USB chargers in cars can sync data

It’s time for a night out on the town - maybe a concert or big sporting event. You hop in a rideshare - an Uber or a Lyft – and as you speed off to your destination, you ask to use a charging port and plug in your phone.

“Everybody wants a charger,” said Julie Vargas, who drives for Uber a few times a week. Vargas says of her rides, “probably eight times out of ten,” passengers want to charge their phones. Some even bring their own cables.

But when Vargas is the passenger instead of the driver and uses ridesharing, she never connects.

“It’s pretty dangerous. It’s a little personal,” she said.

Vargas doesn’t charge her phone in anyone’s car but her own for one simple reason: “I know that my call log information can be downloaded to their car.”

It doesn’t matter if it’s a rideshare or a rental. The simple fact is that if you use the USB charging port on a car that isn’t your own, you take the chance that the car will sync your data with its audio system and capture your personal information.

Plug in your phone, risk sharing your data. Period.

“Yeah that is so, that's such a bad thing,” said Justin Cappos, an associate professor of Computer Science at New York University’s Tandon School of Engineering.

Cappos, a renowned digital security expert who says he builds “real security systems that solve real-world problems,” says that what seems like a simple convenience can end up costing much more.

“There have been hackers before that have set up fake charging stations,” he told us. “It really opens the doors for people who are stalkers or otherwise going to use that information inappropriately.”

This latest threat to data security has also caught the attention of lawmakers on Capitol Hill.

Texas Representative Gene Green, a member of the House Subcommittee of Digital Commerce and Consumer Protection, says in today’s world, “data is like gold.”

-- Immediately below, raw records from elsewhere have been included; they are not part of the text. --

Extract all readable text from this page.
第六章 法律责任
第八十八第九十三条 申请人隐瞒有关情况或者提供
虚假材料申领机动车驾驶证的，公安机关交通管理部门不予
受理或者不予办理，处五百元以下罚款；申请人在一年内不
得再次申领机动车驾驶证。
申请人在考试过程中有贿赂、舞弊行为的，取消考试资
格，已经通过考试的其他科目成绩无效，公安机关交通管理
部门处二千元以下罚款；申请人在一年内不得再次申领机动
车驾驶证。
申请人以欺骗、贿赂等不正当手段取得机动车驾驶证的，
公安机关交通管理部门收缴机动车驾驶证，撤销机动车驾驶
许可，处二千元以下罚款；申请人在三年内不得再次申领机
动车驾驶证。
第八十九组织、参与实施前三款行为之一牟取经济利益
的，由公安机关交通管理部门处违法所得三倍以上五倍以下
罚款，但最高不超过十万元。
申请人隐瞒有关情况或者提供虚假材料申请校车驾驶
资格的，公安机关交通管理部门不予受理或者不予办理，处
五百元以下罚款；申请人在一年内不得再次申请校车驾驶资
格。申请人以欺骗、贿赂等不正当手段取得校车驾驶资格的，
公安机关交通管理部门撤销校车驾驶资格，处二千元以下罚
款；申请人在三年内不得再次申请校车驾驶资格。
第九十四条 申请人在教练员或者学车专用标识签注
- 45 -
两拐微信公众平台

“I think we really need a national law to make sure, whether it be Lyft, whether it be Uber, whether it be any other rental car,” he said.

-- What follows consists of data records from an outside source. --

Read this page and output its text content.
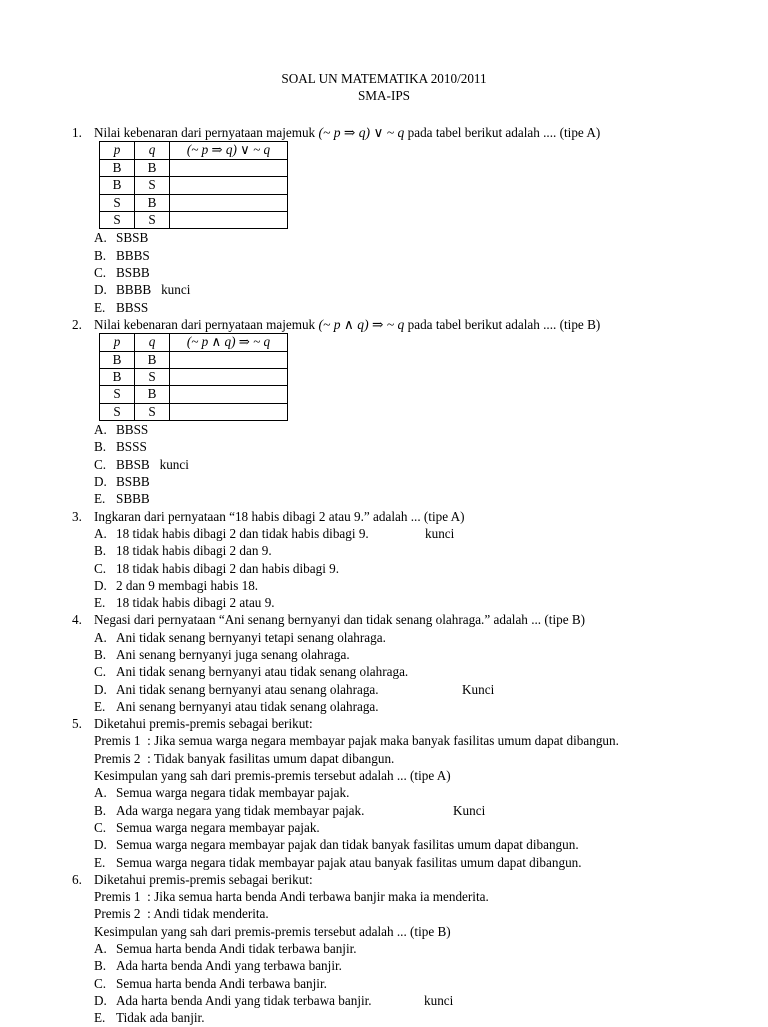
SOAL UN MATEMATIKA 2010/2011
SMA-IPS
1. Nilai kebenaran dari pernyataan majemuk (~ p ⇒ q) ∨ ~ q pada tabel berikut adalah .... (tipe A)
p	q	(~ p ⇒ q) ∨ ~ q
B	B	
B	S	
S	B	
S	S	
A. SBSB
B. BBBS
C. BSBB
D. BBBB   kunci
E. BBSS
2. Nilai kebenaran dari pernyataan majemuk (~ p ∧ q) ⇒ ~ q pada tabel berikut adalah .... (tipe B)
p	q	(~ p ∧ q) ⇒ ~ q
B	B	
B	S	
S	B	
S	S	
A. BBSS
B. BSSS
C. BBSB   kunci
D. BSBB
E. SBBB
3. Ingkaran dari pernyataan “18 habis dibagi 2 atau 9.” adalah ... (tipe A)
A. 18 tidak habis dibagi 2 dan tidak habis dibagi 9.	kunci
B. 18 tidak habis dibagi 2 dan 9.
C. 18 tidak habis dibagi 2 dan habis dibagi 9.
D. 2 dan 9 membagi habis 18.
E. 18 tidak habis dibagi 2 atau 9.
4. Negasi dari pernyataan “Ani senang bernyanyi dan tidak senang olahraga.” adalah ... (tipe B)
A. Ani tidak senang bernyanyi tetapi senang olahraga.
B. Ani senang bernyanyi juga senang olahraga.
C. Ani tidak senang bernyanyi atau tidak senang olahraga.
D. Ani tidak senang bernyanyi atau senang olahraga.	Kunci
E. Ani senang bernyanyi atau tidak senang olahraga.
5. Diketahui premis-premis sebagai berikut:
Premis 1  : Jika semua warga negara membayar pajak maka banyak fasilitas umum dapat dibangun.
Premis 2  : Tidak banyak fasilitas umum dapat dibangun.
Kesimpulan yang sah dari premis-premis tersebut adalah ... (tipe A)
A. Semua warga negara tidak membayar pajak.
B. Ada warga negara yang tidak membayar pajak.	Kunci
C. Semua warga negara membayar pajak.
D. Semua warga negara membayar pajak dan tidak banyak fasilitas umum dapat dibangun.
E. Semua warga negara tidak membayar pajak atau banyak fasilitas umum dapat dibangun.
6. Diketahui premis-premis sebagai berikut:
Premis 1  : Jika semua harta benda Andi terbawa banjir maka ia menderita.
Premis 2  : Andi tidak menderita.
Kesimpulan yang sah dari premis-premis tersebut adalah ... (tipe B)
A. Semua harta benda Andi tidak terbawa banjir.
B. Ada harta benda Andi yang terbawa banjir.
C. Semua harta benda Andi terbawa banjir.
D. Ada harta benda Andi yang tidak terbawa banjir.	kunci
E. Tidak ada banjir.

He adds lawmakers need to catch up with technology so that the “information stays with you.”

Green is part of the subcommittee that just approved HR 3388: The Self Drive Act. One part of the bill specifically looks at automobile cybersecurity requiring manufacturers to specifically develop:

“A written cybersecurity policy with respect to the practices of the manufacturer for detecting and responding to cyber-attacks, unauthorized intrusions, and false and spurious messages or vehicle control commands.”

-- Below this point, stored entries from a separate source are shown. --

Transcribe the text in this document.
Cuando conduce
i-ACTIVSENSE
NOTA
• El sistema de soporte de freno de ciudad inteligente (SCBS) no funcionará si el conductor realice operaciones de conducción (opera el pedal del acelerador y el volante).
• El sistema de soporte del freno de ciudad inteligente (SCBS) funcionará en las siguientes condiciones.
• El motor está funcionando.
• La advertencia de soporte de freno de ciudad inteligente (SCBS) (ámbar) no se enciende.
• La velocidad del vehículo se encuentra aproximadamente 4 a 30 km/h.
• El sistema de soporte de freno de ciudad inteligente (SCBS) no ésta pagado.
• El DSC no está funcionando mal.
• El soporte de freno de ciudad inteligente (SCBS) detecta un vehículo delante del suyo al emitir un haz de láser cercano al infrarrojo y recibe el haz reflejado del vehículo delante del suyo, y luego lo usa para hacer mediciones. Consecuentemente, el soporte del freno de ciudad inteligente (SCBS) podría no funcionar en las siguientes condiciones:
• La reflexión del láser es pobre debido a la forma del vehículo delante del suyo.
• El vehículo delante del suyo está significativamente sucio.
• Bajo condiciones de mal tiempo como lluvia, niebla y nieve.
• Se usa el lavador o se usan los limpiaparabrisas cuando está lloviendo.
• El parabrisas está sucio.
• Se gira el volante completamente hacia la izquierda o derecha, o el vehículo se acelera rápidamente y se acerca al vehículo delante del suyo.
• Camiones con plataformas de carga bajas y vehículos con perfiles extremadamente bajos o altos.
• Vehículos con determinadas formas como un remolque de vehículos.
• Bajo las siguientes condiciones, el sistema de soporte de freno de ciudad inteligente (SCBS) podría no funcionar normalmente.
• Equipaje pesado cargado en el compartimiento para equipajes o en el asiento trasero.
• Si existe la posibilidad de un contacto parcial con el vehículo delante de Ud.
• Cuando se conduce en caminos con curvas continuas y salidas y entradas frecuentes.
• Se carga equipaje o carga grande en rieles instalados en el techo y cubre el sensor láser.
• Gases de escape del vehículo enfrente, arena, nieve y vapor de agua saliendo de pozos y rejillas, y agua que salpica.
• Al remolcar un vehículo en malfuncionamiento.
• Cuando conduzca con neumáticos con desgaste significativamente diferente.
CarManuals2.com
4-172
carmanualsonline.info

HR 3388 made it through the House Subcommittee of Digital Commerce and Consumer Protection in early September. Its next stop: the Committee on Commerce, Science, and Transportation.

In the meantime, until Congress passes new laws governing what cars can and can’t do with your smartphone and the information on it, your best protection against data piracy is to keep your phone unplugged unless it’s in your own vehicle.